Do you know why their official fasttext python wrapper cannot have a api which directly accept sentence iterator as corpus feeder?

giacbrd / ShallowLearn

An experiment about re-implementing supervised learning models based on shallow neural network approaches (e.g. fastText) with some additional exclusive features and nice API. Written in Python and fully compatible with Scikit-learn.
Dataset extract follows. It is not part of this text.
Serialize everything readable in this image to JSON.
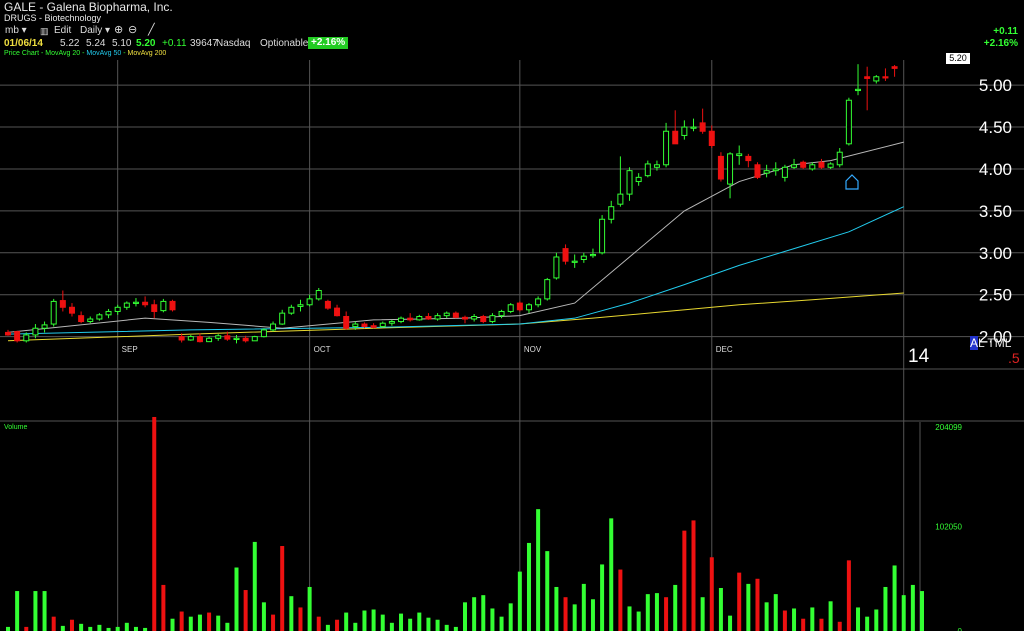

GNU Lesser General Public License v3.0

198 stars 30 forks source link

Do you know why their official fasttext python wrapper cannot have a api which directly accept sentence iterator as corpus feeder? #27

Open HelloMarcZ opened 5 years ago

HelloMarcZ commented 5 years ago

Your implemetion GensimFastText can use sentence iterator to feed and train fasttext model, that's Great. Because we may have very large text corpus, it's very not convenient to first convert them to a file and then train the model. Do you know why their official fasttext python wrapper cannot have a api which directly accept sentence iterator as corpus feeder?

giacbrd commented 5 years ago

Hi, yes my code is based on Gensim codebase, so for the fit method it uses the same approach to data ingestion. The original FastText has its own interface, which I suppose is limited by the original C codebase. I actually wrote this project in order to have better designed methods for this model. However, I stopped improving the code, and it is meant only for text classification, not for word embeddings. Moreover, the integration with scikit-learn may have some problem on multi-label tasks.